|
Срок – восемь лет, статья 108 УК РСФСР, часть вторая. Во время пьяной ссоры зарезала своего нового сожителя. Освободилась в тысяча девятьсот восемьдесят третьем году. В тысяча девятьсот восемьдесят шестом году Ключар предложил ей стать хранительницей общака. С тех пор она нигде не работала, вела праздный образ жизни.
– В чьей квартире она жила?
– После освобождения она встретилась с Лучиком. Похоже, что они были давно знакомы, и он обеспечил ее жильем.
– Блин, что у нас за страна! Вор в законе квартиры распределяет, сотрудники женских колоний свой личный гарем содержат…
Тут я на полуслове прикусил язык. Мне-то квартиру тоже левым путем сделали. Если бы не Валентина Павловна Журбина, ютился бы я в семейном общежитии до самой пенсии.
– Александр Лукич, в момент нападения в квартире Желомкиной находилась девочка двенадцати лет. Зовут ее Кислицына Лена. По всем признакам девчонка жила у Шахини и была членом ее семьи. О ней есть какие-либо сведения?
– Ничего нет. Племянник Желомкиной тебя интересует? У меня на него отдельная карточка. Тут, правда, три строки. Племянник – это сын ее родного брата. Брат помер в местах лишения свободы, сам племянник судим за воровство. Освободился в тысяча девятьсот восемьдесят четвертом году и переехал к тетке на постоянное место жительства. В тысяча девятьсот восемьдесят шестом году получил вторую группу инвалидности.
– Как я понимаю, у племянника была хорошая работа – день-деньской валяйся на диване, сторожи сумку с деньгами. Справку об инвалидности ему тоже Лучик сделал?
– Конечно. Если бы не инвалидность, его надо было бы сажать за тунеядство. Он же после освобождения ни дня не работал.
– Желомкина была хранительницей общака на платной основе?
– Двести рублей в месяц ей и пятьдесят – на племянника.
– Хорошие деньги, а в хате, там, веришь, хаос и разруха. Ну, не совсем хаос, а так, ниже среднего. Единственная ценная вещь в квартире – японский телевизор. Еще надо отметить, что Шахиня на девчонку денег не жалела. Письменный стол у нее практически новый, в шкафу хорошие платьица. Черт возьми, у хранительницы воровского общака в квартире живет неизвестная девочка, и никому нет дела, чей это ребенок!
– Сейчас выяснится, кто она такая.
– У тебя все? Оставляй все материалы, я сяду за текст меморандума.
– Малышев сказал, чтобы ты сам на печатной машинке не долбил, а шел к машинистке.
– Какая машинистка, ты на время посмотри!

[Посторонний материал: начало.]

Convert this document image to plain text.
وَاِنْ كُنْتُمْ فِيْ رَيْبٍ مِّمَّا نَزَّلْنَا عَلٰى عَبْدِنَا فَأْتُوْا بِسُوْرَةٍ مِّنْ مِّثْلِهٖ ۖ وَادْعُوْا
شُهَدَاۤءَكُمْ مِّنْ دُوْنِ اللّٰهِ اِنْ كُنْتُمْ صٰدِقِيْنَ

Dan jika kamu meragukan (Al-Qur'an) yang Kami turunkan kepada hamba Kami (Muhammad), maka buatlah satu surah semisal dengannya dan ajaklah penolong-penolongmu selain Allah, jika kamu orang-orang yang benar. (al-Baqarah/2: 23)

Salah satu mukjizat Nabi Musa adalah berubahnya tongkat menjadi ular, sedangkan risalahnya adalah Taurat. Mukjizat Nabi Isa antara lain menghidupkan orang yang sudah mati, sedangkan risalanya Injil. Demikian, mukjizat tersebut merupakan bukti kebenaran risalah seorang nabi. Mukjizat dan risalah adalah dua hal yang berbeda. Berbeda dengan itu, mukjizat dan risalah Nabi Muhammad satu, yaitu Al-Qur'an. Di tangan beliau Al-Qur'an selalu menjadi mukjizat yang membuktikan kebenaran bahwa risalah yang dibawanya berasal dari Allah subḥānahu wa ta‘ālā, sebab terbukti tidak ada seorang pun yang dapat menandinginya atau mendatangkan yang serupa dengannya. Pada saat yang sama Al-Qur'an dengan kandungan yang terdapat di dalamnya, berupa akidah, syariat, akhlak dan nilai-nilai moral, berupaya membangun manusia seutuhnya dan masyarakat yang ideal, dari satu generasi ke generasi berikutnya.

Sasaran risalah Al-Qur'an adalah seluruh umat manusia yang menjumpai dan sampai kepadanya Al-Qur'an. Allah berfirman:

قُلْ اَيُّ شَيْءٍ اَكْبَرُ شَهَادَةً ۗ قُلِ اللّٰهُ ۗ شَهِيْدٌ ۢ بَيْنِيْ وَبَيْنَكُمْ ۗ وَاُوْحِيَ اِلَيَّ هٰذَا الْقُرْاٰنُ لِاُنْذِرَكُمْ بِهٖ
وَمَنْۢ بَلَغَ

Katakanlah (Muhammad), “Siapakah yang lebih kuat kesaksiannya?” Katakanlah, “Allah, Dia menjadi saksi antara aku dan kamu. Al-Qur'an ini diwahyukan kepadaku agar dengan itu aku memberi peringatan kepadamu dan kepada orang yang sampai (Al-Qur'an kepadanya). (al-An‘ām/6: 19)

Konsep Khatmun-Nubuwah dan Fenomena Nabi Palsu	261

Она уже давно домой ушла.
– Николай Алексеевич велел ей быть на работе до тех пор, пока ты меморандум не составишь. Иди к Татьяне, будешь ей диктовать, а она будет печатать.
Я сгреб все бумаги и пошел к нашей машинистке Татьяне Кузнецовой.
Секретарь-машинистка уголовного розыска, допущенная к работе с секретными документами, имела в нашем управлении отдельный крохотный кабинет. Кузнецовой было двадцать шесть лет, из них она лет пять работала у нас. Татьяна была девушкой невысокого роста, с фигурой «песочные часы» – грудь четвертого размера, ярко выраженная талия, плавно переходящая в крутые бедра. Светлые волосы немного ниже плеч она закалывала за уши, что придавало ей вид провинциальной девушки-простушки. С мужчинами Татьяна была осторожна. Как-то Малышев на работе справлял свой день рождения. Улучив момент, я затащил Кузнецову к себе в кабинет, где стал пылко целовать ее, но не продвинулся дальше расстегнутой блузки. Словоохотливая после спиртного, Татьяна откровенно объяснила мне свои принципы: если у меня серьезные намерения, то она готова хоть завтра переехать ко мне домой, а если нет, то и начинать не стоит.